[Date Prev][Date Next][Thread Prev][Thread Next][Date Index][Thread Index]

[HTCondor-users] stuck queued jobs



Hello,

I'm having issues with various jobs being stuck in queue for over a few hours long, meanwhile there are more than enough available servers to run the jobs.

The only evidence of the job ID in the logs is in sched log on the condor master.
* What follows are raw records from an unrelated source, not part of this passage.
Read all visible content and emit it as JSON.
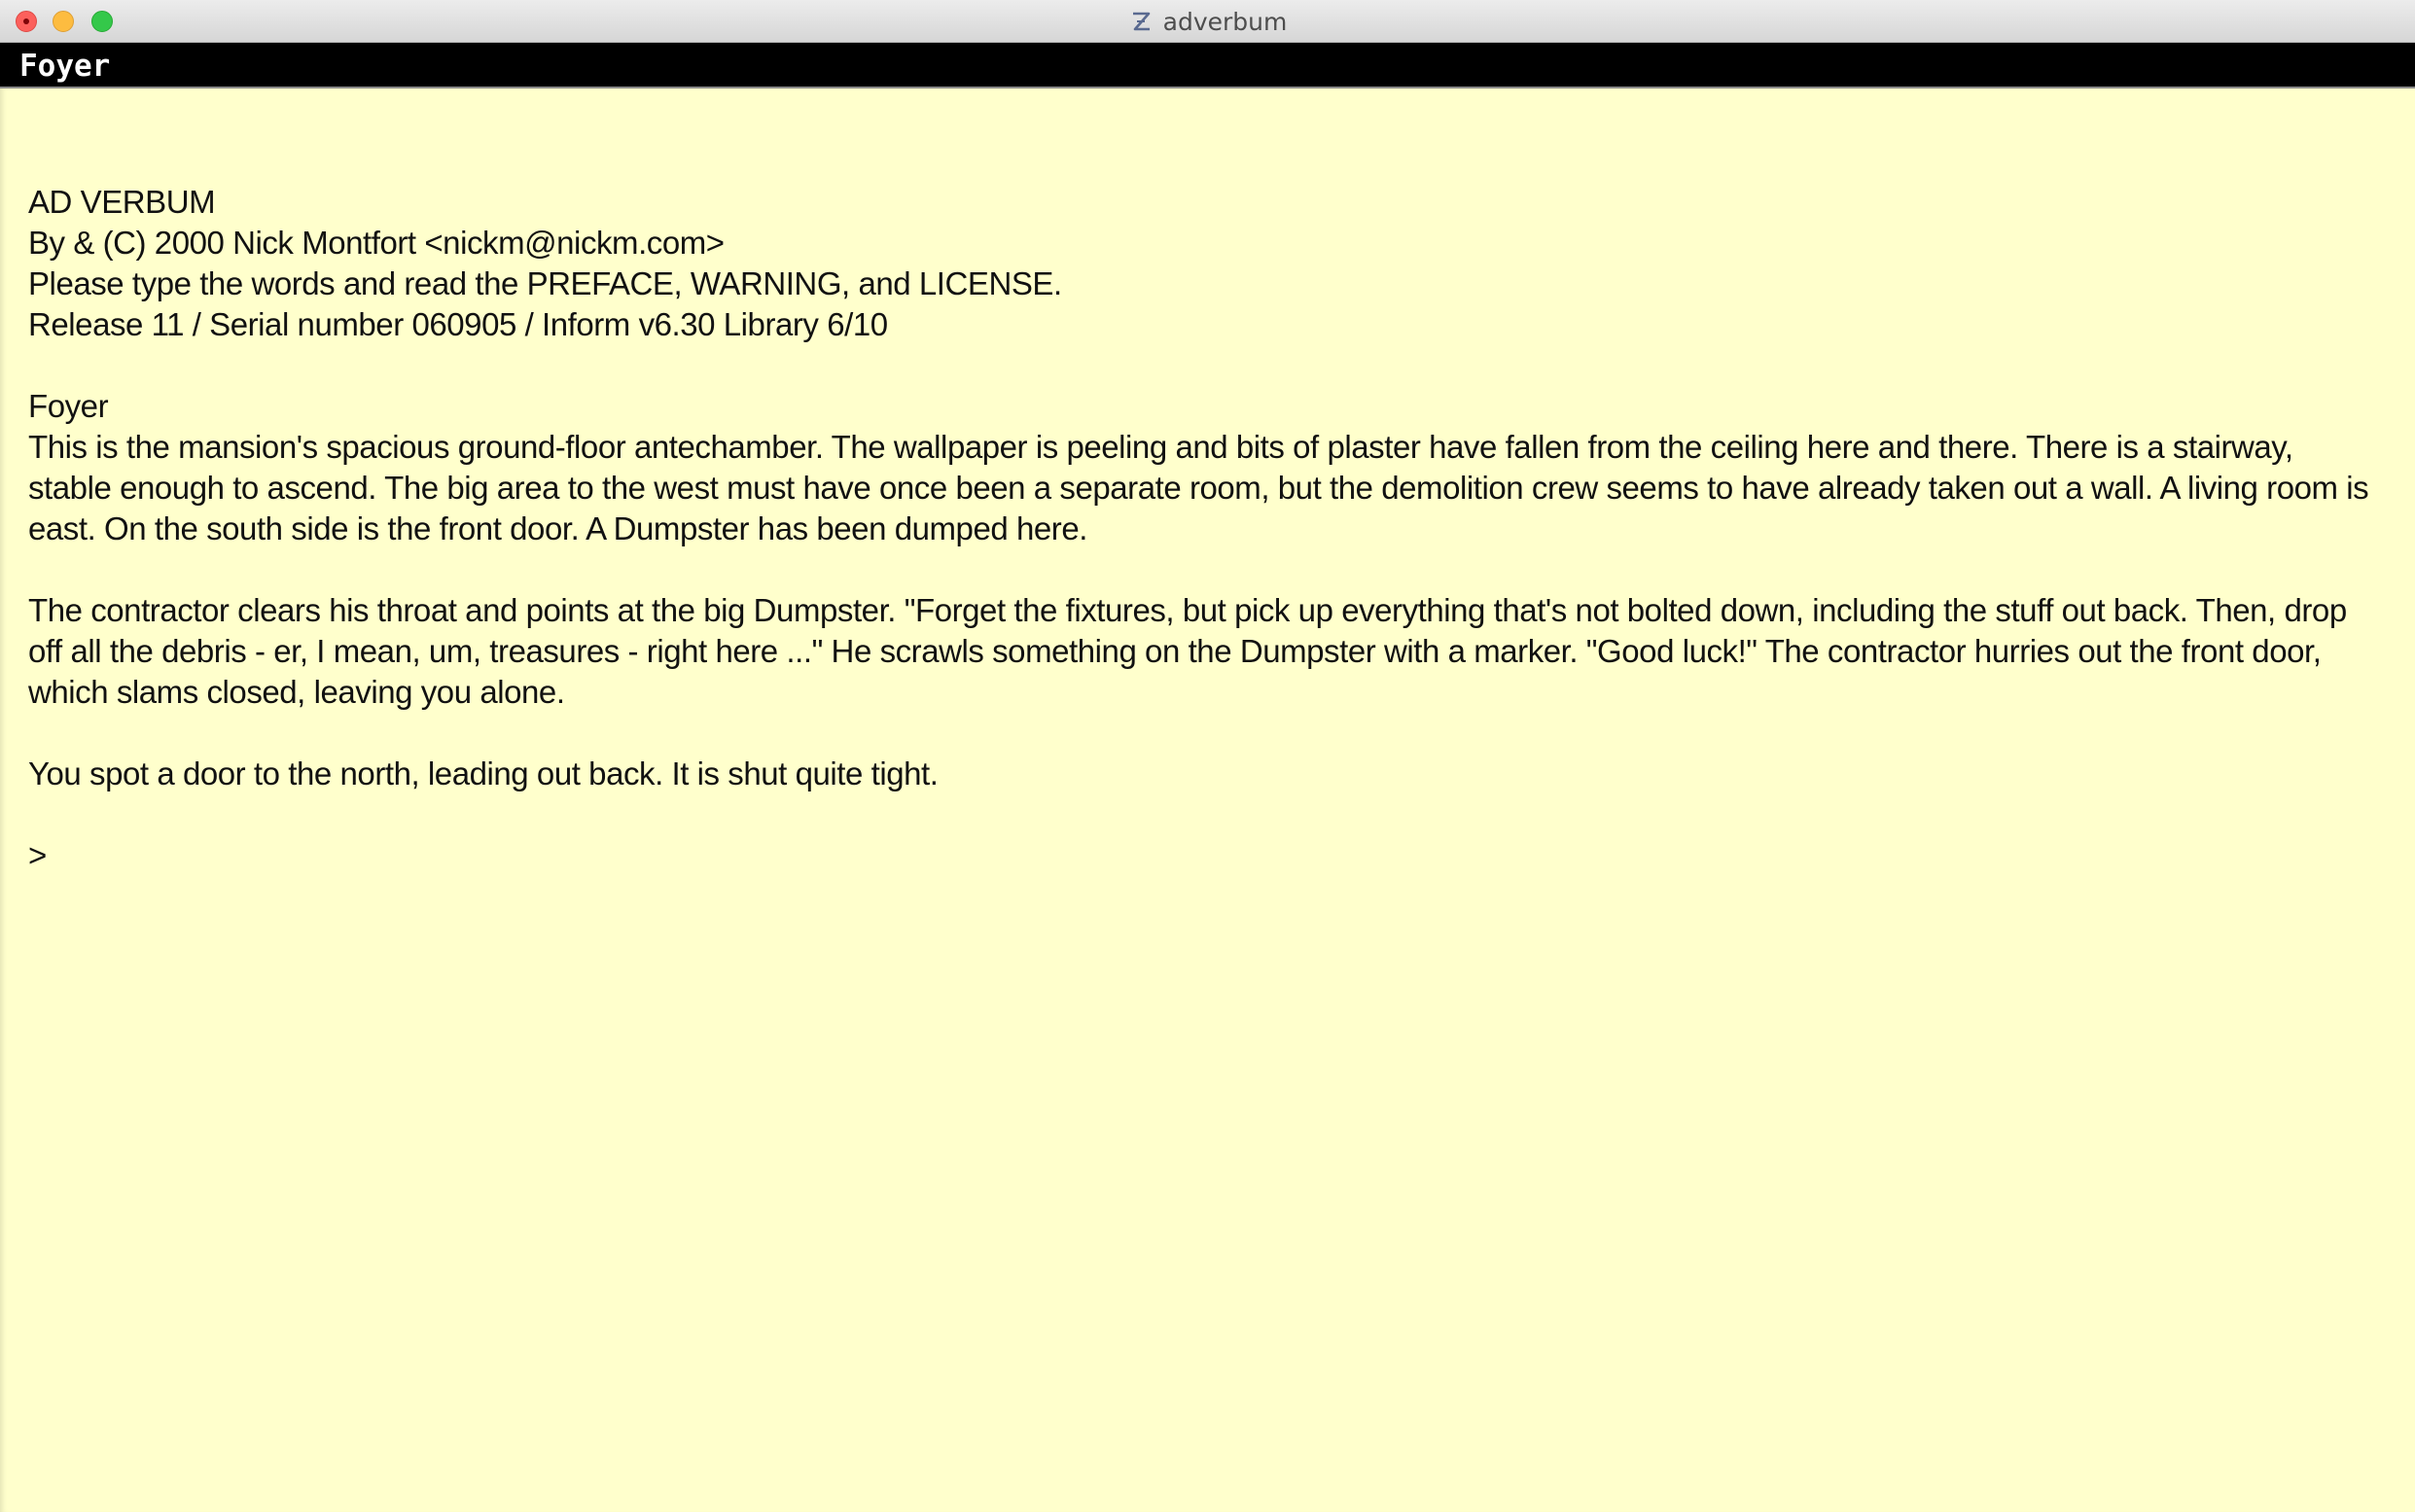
{
  "window": {
    "title": "adverbum",
    "icon": "z-machine-icon"
  },
  "status_bar": {
    "location": "Foyer"
  },
  "story": {
    "banner": [
      "AD VERBUM",
      "By & (C) 2000 Nick Montfort <nickm@nickm.com>",
      "Please type the words and read the PREFACE, WARNING, and LICENSE.",
      "Release 11 / Serial number 060905 / Inform v6.30 Library 6/10"
    ],
    "room_name": "Foyer",
    "room_description": "This is the mansion's spacious ground-floor antechamber. The wallpaper is peeling and bits of plaster have fallen from the ceiling here and there. There is a stairway, stable enough to ascend. The big area to the west must have once been a separate room, but the demolition crew seems to have already taken out a wall. A living room is east. On the south side is the front door. A Dumpster has been dumped here.",
    "contractor_text": "The contractor clears his throat and points at the big Dumpster. \"Forget the fixtures, but pick up everything that's not bolted down, including the stuff out back. Then, drop off all the debris - er, I mean, um, treasures - right here ...\" He scrawls something on the Dumpster with a marker. \"Good luck!\" The contractor hurries out the front door, which slams closed, leaving you alone.",
    "door_text": "You spot a door to the north, leading out back. It is shut quite tight.",
    "prompt": ">",
    "input_value": ""
  },
  "colors": {
    "background": "#ffffcc",
    "text": "#111111",
    "status_background": "#000000",
    "status_text": "#ffffff"
  }
}
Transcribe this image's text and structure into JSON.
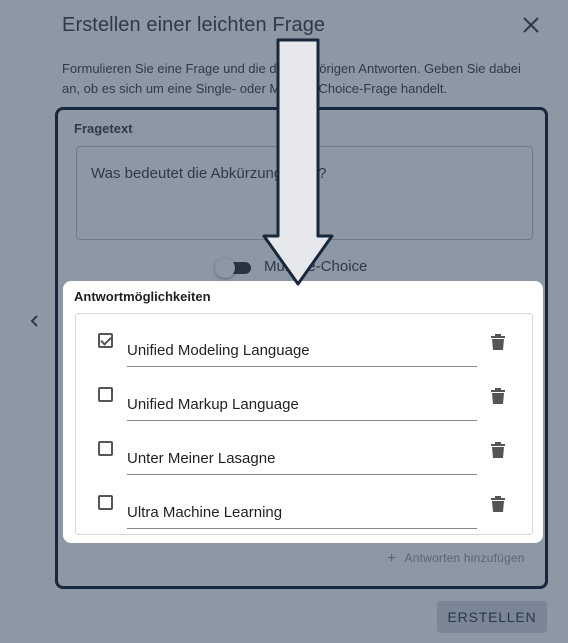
{
  "dialog": {
    "title": "Erstellen einer leichten Frage",
    "description": "Formulieren Sie eine Frage und die dazugehörigen Antworten. Geben Sie dabei an, ob es sich um eine Single- oder Multiple-Choice-Frage handelt.",
    "close_icon": "close-icon"
  },
  "question": {
    "label": "Fragetext",
    "value": "Was bedeutet die Abkürzung UML?"
  },
  "toggle": {
    "label": "Multiple-Choice",
    "on": false
  },
  "answers_section": {
    "label": "Antwortmöglichkeiten",
    "items": [
      {
        "text": "Unified Modeling Language",
        "checked": true
      },
      {
        "text": "Unified Markup Language",
        "checked": false
      },
      {
        "text": "Unter Meiner Lasagne",
        "checked": false
      },
      {
        "text": "Ultra Machine Learning",
        "checked": false
      }
    ],
    "add_label": "Antworten hinzufügen"
  },
  "actions": {
    "create_label": "ERSTELLEN"
  },
  "nav": {
    "prev_icon": "chevron-left-icon"
  },
  "colors": {
    "overlay": "#8e98a4",
    "frame": "#17283d",
    "arrow_fill": "#e6e8ec"
  }
}
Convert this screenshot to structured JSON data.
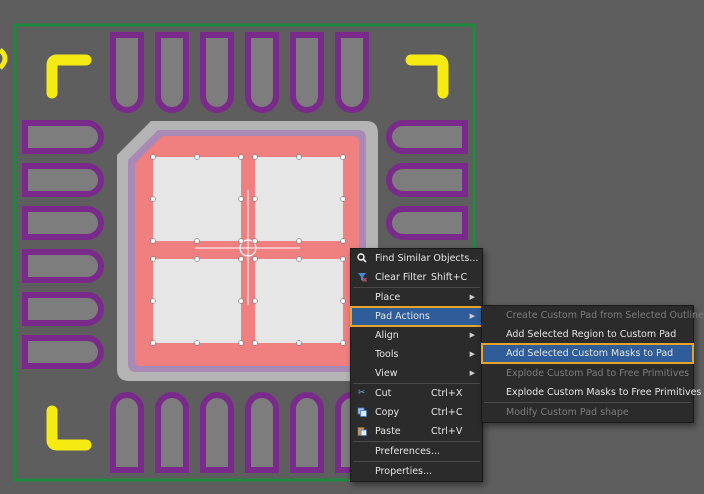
{
  "colors": {
    "board_bg": "#5e5e5e",
    "board_outline": "#1f8a3c",
    "pad_purple": "#7a2a8a",
    "pad_gray": "#7d7d7d",
    "silk_yellow": "#f5ea12",
    "mask_pink": "#f08080",
    "paste_white": "#e6e6e6",
    "menu_bg": "#2b2b2b",
    "menu_highlight": "#2f5d9a",
    "callout_orange": "#e6a52a"
  },
  "context_menu": {
    "items": [
      {
        "label": "Find Similar Objects...",
        "shortcut": "",
        "icon": "search-icon",
        "submenu": false,
        "disabled": false
      },
      {
        "label": "Clear Filter",
        "shortcut": "Shift+C",
        "icon": "filter-clear-icon",
        "submenu": false,
        "disabled": false
      },
      {
        "label": "Place",
        "shortcut": "",
        "icon": "",
        "submenu": true,
        "disabled": false
      },
      {
        "label": "Pad Actions",
        "shortcut": "",
        "icon": "",
        "submenu": true,
        "disabled": false,
        "highlighted": true
      },
      {
        "label": "Align",
        "shortcut": "",
        "icon": "",
        "submenu": true,
        "disabled": false
      },
      {
        "label": "Tools",
        "shortcut": "",
        "icon": "",
        "submenu": true,
        "disabled": false
      },
      {
        "label": "View",
        "shortcut": "",
        "icon": "",
        "submenu": true,
        "disabled": false
      },
      {
        "label": "Cut",
        "shortcut": "Ctrl+X",
        "icon": "scissors-icon",
        "submenu": false,
        "disabled": false
      },
      {
        "label": "Copy",
        "shortcut": "Ctrl+C",
        "icon": "copy-icon",
        "submenu": false,
        "disabled": false
      },
      {
        "label": "Paste",
        "shortcut": "Ctrl+V",
        "icon": "paste-icon",
        "submenu": false,
        "disabled": false
      },
      {
        "label": "Preferences...",
        "shortcut": "",
        "icon": "",
        "submenu": false,
        "disabled": false
      },
      {
        "label": "Properties...",
        "shortcut": "",
        "icon": "",
        "submenu": false,
        "disabled": false
      }
    ]
  },
  "pad_actions_submenu": {
    "items": [
      {
        "label": "Create Custom Pad from Selected Outline",
        "disabled": true
      },
      {
        "label": "Add Selected Region to Custom Pad",
        "disabled": false
      },
      {
        "label": "Add Selected Custom Masks to Pad",
        "disabled": false,
        "highlighted": true
      },
      {
        "label": "Explode Custom Pad to Free Primitives",
        "disabled": true
      },
      {
        "label": "Explode Custom Masks to Free Primitives",
        "disabled": false
      },
      {
        "label": "Modify Custom Pad shape",
        "disabled": true
      }
    ]
  }
}
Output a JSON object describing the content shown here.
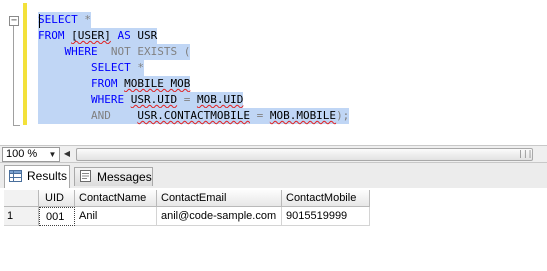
{
  "editor": {
    "collapse_symbol": "−",
    "lines": [
      [
        {
          "t": "SELECT",
          "c": "kw"
        },
        {
          "t": " *",
          "c": "gray"
        }
      ],
      [
        {
          "t": "FROM ",
          "c": "kw"
        },
        {
          "t": "[USER]",
          "c": "txt",
          "squig": true
        },
        {
          "t": " ",
          "c": "txt"
        },
        {
          "t": "AS",
          "c": "kw"
        },
        {
          "t": " USR",
          "c": "txt"
        }
      ],
      [
        {
          "t": "    WHERE",
          "c": "kw"
        },
        {
          "t": "  NOT EXISTS (",
          "c": "gray"
        }
      ],
      [
        {
          "t": "        SELECT",
          "c": "kw"
        },
        {
          "t": " *",
          "c": "gray"
        }
      ],
      [
        {
          "t": "        FROM ",
          "c": "kw"
        },
        {
          "t": "MOBILE MOB",
          "c": "txt",
          "squig": true
        }
      ],
      [
        {
          "t": "        WHERE ",
          "c": "kw"
        },
        {
          "t": "USR.UID",
          "c": "txt",
          "squig": true
        },
        {
          "t": " = ",
          "c": "gray"
        },
        {
          "t": "MOB.UID",
          "c": "txt",
          "squig": true
        }
      ],
      [
        {
          "t": "        AND",
          "c": "gray"
        },
        {
          "t": "    ",
          "c": "txt"
        },
        {
          "t": "USR.CONTACTMOBILE",
          "c": "txt",
          "squig": true
        },
        {
          "t": " = ",
          "c": "gray"
        },
        {
          "t": "MOB.MOBILE",
          "c": "txt",
          "squig": true
        },
        {
          "t": ");",
          "c": "gray"
        }
      ]
    ]
  },
  "zoom": {
    "value": "100 %"
  },
  "tabs": [
    {
      "label": "Results",
      "active": true
    },
    {
      "label": "Messages",
      "active": false
    }
  ],
  "grid": {
    "columns": [
      "UID",
      "ContactName",
      "ContactEmail",
      "ContactMobile"
    ],
    "rows": [
      {
        "num": "1",
        "cells": [
          "001",
          "Anil",
          "anil@code-sample.com",
          "9015519999"
        ]
      }
    ]
  },
  "colors": {
    "selection": "#c0d6f5",
    "keyword": "#0000ff",
    "operator": "#808080",
    "change_bar": "#f3e13a"
  }
}
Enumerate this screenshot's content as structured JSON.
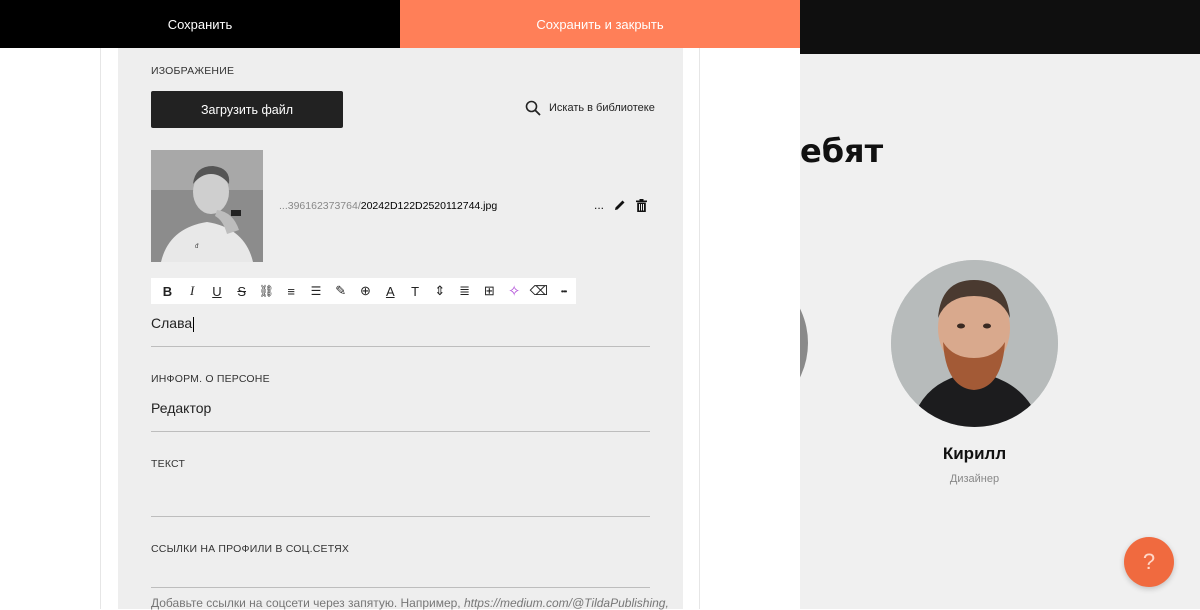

I see a whole bunch of lines like this.

Inserting new attribute Scheduler into non-active cluster cid

condor_q -analyze jobID - This actually says it's matched to a node which is not surprising because the as part of the description a specific host name is given.

There is no sign of any of these jobs in the Negotiator log, here's an example of what the sched log  looks like regarding the message I mentioned earlier.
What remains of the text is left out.